Taking the Plunge at Porte des Lilas
Tara Warrington recounts her eventful visit to an Olympic swimming pool in Paris, full of stringent rules, newfound enemies and underwater cyclists
I step into the metro carriage. It is quiet, as expected on a cold November afternoon. I ride the line 11 almost all the way to the ring road surrounding the city, which squeezes its 2.1 million inhabitants into a space suited for half that number. The metro line is faster than those I’m used to; the carriage sways uncertainly, as if it could topple at any moment. There’s a woman sitting opposite eating chicken wings from a grease-stained bag and the man perched next to me is watching an American sitcom with French subtitles, smiling slightly at his large phone screen.
At Porte des Lilas station, I exit the underground network and emerge into the biting November air. Ill-prepared for this sudden cold following an unseasonably warm October, I hurry to my destination: a swimming pool just five minute’s walk away; the largest I’ve ever visited and the one used for the 1924 Olympics. To emphasise this, a huge set of Olympic Rings adorn the building. Their size and grandeur are testament to the city's pride that the Games came to Paris both earlier this year and an entire century before.
Ahead of me in the queue is a woman who looks around five years older than me, kitted out with a large rucksack, hiking boots and a bandana. Reaching the front desk, she asks for a reduced ticket, claiming that her eligibility is twofold: she is both under 26 and a demandeuse d'emploi – a job seeker. I mimic the young woman's phrasing when requesting my own reduced ticket, smiling at the stern-faced man behind the desk and stumbling slightly over my nervous French. But the ticket is acquired and the swimming adventure underway. Onwards and upwards into the changing rooms I go.
The smell of chlorine is intoxicating and I change quickly into my navy-and-white striped costume, an item decidedly more suited for lounging on the beach than treading the same water as Olympic heroes of the past. The label is intent on sticking out the back, no matter how many times I tuck it in. Begrudgingly, I wrestle on my luminous pink swimming cap – a requirement in most French pools. Other rules include: no running, no smoking, no loose shorts (“clinging swimming trunks” only) and no burkinis.
The pool is massive and very busy. There are six lanes: two for front crawl, two for all strokes and two for using equipment. I see an old man with flippers and a snorkelling mask slowly make his way down the farthest lane; closer to me, two women are – impressively – conducting a conversation in rapid French while treading water in the deep end.

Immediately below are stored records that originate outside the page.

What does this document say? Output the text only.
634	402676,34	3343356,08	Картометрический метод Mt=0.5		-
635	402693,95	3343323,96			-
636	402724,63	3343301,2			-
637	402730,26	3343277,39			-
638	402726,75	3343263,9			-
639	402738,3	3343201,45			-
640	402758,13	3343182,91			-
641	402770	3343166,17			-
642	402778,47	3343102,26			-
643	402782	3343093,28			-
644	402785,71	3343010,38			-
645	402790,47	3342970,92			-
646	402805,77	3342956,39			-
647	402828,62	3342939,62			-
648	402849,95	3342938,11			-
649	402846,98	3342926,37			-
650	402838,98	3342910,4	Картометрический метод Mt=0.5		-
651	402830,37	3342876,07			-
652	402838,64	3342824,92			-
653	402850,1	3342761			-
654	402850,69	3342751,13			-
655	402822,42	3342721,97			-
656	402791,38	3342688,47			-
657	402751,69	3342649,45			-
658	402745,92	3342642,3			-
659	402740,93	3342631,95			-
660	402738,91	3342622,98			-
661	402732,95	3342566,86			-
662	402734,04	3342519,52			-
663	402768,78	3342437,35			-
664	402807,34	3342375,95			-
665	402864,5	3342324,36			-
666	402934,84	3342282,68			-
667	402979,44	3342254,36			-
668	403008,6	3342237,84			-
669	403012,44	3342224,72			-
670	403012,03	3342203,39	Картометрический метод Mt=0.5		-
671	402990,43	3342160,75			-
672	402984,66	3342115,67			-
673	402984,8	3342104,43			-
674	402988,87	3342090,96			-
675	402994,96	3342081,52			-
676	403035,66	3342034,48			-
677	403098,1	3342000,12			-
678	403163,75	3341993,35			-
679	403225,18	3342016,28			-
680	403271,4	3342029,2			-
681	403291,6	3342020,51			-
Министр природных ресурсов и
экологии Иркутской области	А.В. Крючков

One section is cordoned off for the most intense aquaerobics class I’ve ever seen. There are around 20 rudimentary exercise bikes submerged under water and the riders (mostly middle-aged women) have their feet strapped in and are pedalling enthusiastically. Loud American pop music plays from a speaker so the instructor has to shout to be heard by his devotees: “Gardez un tronc solide et un dos droit. Allez, il ne reste que 30 secondes!” (Keep your core strong and your back straight. Come on, there's only 30 seconds left!) As I walk past, he smiles at me, as if acknowledging the absurdity of the gaggle of half-submerged cyclists before us.

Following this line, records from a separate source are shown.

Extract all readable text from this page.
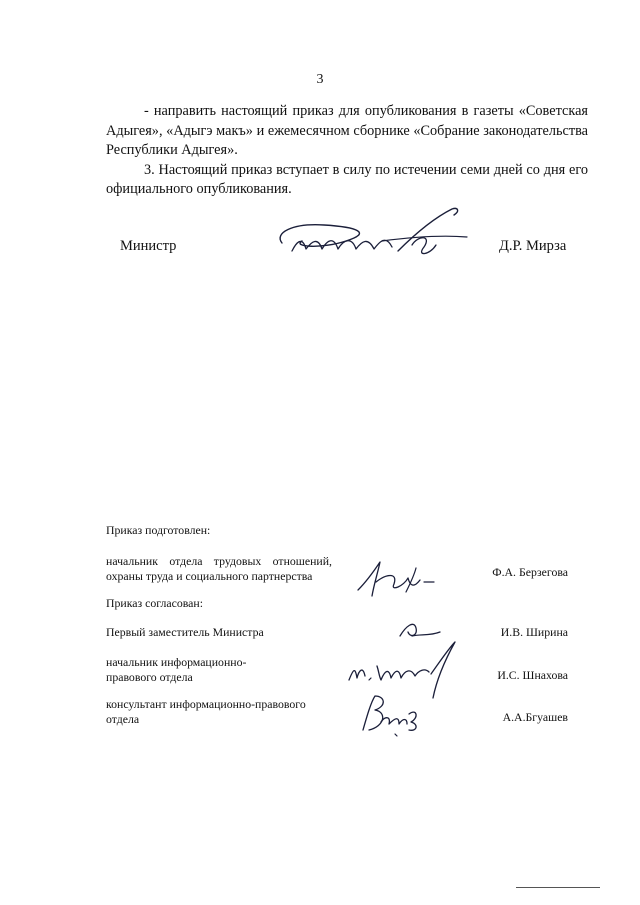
3

- направить настоящий приказ для опубликования в газеты «Советская Адыгея», «Адыгэ макъ» и ежемесячном сборнике «Собрание законодательства Республики Адыгея».

3. Настоящий приказ вступает в силу по истечении семи дней со дня его официального опубликования.

Министр	Д.Р. Мирза
Приказ подготовлен:
начальник отдела трудовых отношений, охраны труда и социального партнерства	Ф.А. Берзегова
Приказ согласован:
Первый заместитель Министра	И.В. Ширина
начальник информационно-правового отдела	И.С. Шнахова
консультант информационно-правового отдела	А.А.Бгуашев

I swim and I swim and the only stress I face is choosing the least awkward moment to overtake fellow swimmers. There’s a man in my lane who has clearly marked me as an enemy – he consistently waits at the end of the pool until the second I arrive, then sets off at a spitefully slow pace. The two women I saw chatting appear to be alternating between a very animated conversation about their friends and four very fast lengths of front crawl.
The pool is splashy and noisy but still an atmosphere of calm persists. There is absurdity to the whole enterprise, not just the underwater Peloton class; this large, chlorinated bathtub, in which 30 odd strangers are swimming the same length of water over and over, seems to foster both a temporary sense of community and an opportunity for total anonymity.
The roof, which retracts in the summer to give swimmers an unobstructed view of the sky, lets through traces of winter sunlight. I find that, if you look at just the right time, you can catch the water sparkling ever so slightly golden, so faintly you might think you imagined it.